4. Woraus sich eine Obliegenheit der Leihgeberin, sich während der Dauer des auf unbestimmte Zeit geschlossenen Leihvertrags nach dem Verbleib ihrer Leihgaben zu erkundigen, ergeben könnte, zeigt die Revision nicht auf. Dass der Leihgeber damit rechnet, dass der Leihnehmer seine Verpflichtung aus dem Leihvertrag, die Sache nach Vertragsbeendigung zurückzustellen (§ 973 ABGB), erfüllen wird, begründet keine Sorglosigkeit in eigenen Angelegenheiten iSd § 1304 ABGB. Zutreffend haben daher die Vorinstanzen den Mitverschuldenseinwand der beklagten Partei als unberechtigt erachtet.

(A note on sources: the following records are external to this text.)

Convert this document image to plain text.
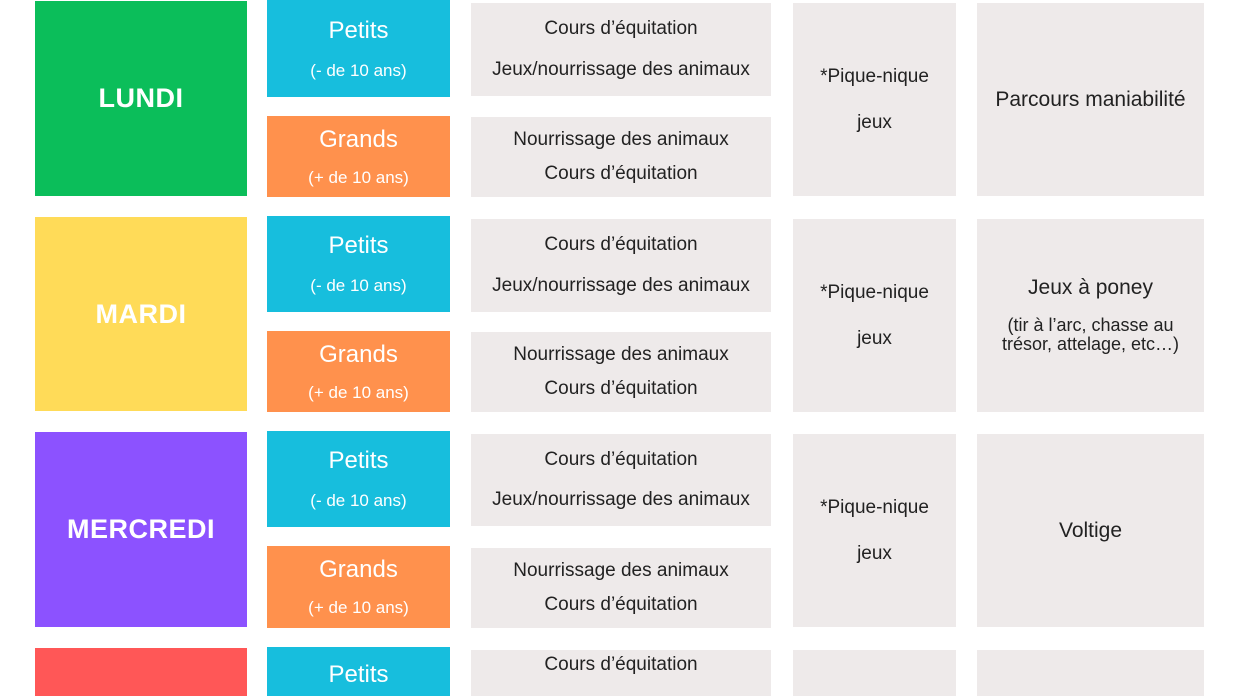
LUNDI
Petits
(- de 10 ans)
Grands
(+ de 10 ans)
Cours d’équitation
Jeux/nourrissage des animaux
Nourrissage des animaux
Cours d’équitation
*Pique-nique
jeux
Parcours maniabilité
MARDI
Petits
(- de 10 ans)
Grands
(+ de 10 ans)
Cours d’équitation
Jeux/nourrissage des animaux
Nourrissage des animaux
Cours d’équitation
*Pique-nique
jeux
Jeux à poney
(tir à l’arc, chasse au trésor, attelage, etc…)
MERCREDI
Petits
(- de 10 ans)
Grands
(+ de 10 ans)
Cours d’équitation
Jeux/nourrissage des animaux
Nourrissage des animaux
Cours d’équitation
*Pique-nique
jeux
Voltige
Petits	Cours d’équitation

5. Darauf, dass der Leihvertrag nicht iSd § 13 Abs 1 des oö Gemeindestatuts 1931 (LGBl 1931/40) vom Bürgermeister und zwei Gemeinderatsmitgliedern unterfertigt wurde, beruft sich die außerordentliche Revision nicht.

Es bedarf daher keiner Auseinandersetzung damit, ob diese Bestimmung nicht aus systematisch-logischen Erwägungen unanwendbar ist, berücksichtigt man, dass der Bürgermeister als Leiter des Magistrats ohne Zustimmung des Gemeinderats befugt war, den Leihvertrag zu schließen (§ 53 Abs 3 Z 7 des oö Gemeindestatuts 1931; vgl Lukas in EvBl 2012/31).

6. Zum Verjährungseinwand wurde in der Vorentscheidung 6 Ob 129/10d ausführlich Stellung genommen. Die dort angestellten Überlegungen, die von der Revision auch nicht substantiiert bekämpft werden, gelten uneingeschränkt auch für den hier zu beurteilenden Fall.